Sunday, April 19, 2009

Just how disabled are they?

Our wacky government never ceases to amaze me. Did you know that you can draw social security disability and still be qualified to drive a big rig? A study last year showed that there were not just a few drivers who qualified for disability, but 563,000.

I thought truck-driving involved hard physical labor. How can someone be disabled and still do that? If a person can do that work, why is he drawing disability? I would think that as a condition of drawing disability, a commercial license would be revoked or suspended until such time as the person is deemed able to work. Why would someone who can't work need a commercial license?

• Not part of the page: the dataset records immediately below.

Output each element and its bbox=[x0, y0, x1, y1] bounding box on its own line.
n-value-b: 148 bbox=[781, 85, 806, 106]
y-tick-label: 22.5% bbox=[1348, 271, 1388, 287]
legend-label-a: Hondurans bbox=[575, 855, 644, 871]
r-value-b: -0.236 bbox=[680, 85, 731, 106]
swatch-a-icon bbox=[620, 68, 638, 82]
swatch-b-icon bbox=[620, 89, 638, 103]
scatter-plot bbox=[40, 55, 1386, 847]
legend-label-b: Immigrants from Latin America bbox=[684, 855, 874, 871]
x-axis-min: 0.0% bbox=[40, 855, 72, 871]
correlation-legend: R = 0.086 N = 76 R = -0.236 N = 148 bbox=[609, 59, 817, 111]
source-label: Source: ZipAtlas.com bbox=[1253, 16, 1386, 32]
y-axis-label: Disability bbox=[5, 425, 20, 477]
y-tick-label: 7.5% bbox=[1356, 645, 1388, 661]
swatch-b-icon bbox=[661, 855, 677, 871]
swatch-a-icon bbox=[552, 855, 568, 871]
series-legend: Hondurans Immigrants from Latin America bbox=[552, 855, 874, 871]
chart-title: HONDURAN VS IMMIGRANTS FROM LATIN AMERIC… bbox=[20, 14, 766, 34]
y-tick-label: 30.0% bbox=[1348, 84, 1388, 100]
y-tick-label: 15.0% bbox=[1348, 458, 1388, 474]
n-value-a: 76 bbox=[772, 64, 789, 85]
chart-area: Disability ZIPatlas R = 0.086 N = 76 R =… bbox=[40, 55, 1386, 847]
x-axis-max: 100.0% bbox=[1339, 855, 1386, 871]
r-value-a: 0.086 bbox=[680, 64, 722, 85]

Gary Hull, a trucker, is opposed to any more regulation on truckers. He says, "Do you enjoy your clothing and house? Without the truck driver you would have none of it." Perhaps he should ask the 5,300 people killed and the additional 126,000 people injured in 2006 by big rig drivers. Of course, not all of these, I'm sure, were the trucker's fault. However, a federal safety study showed that a leading cause of big rig accidents was drivers who either fell asleep at the wheel or suffered heart attacks, seizures or other impairments while driving.

It should be a simple thing -- get disability, give up your commercial license.

"Truckers health faulted in wrecks." The Dallas Morning News; July 22, 2008; p. 1A.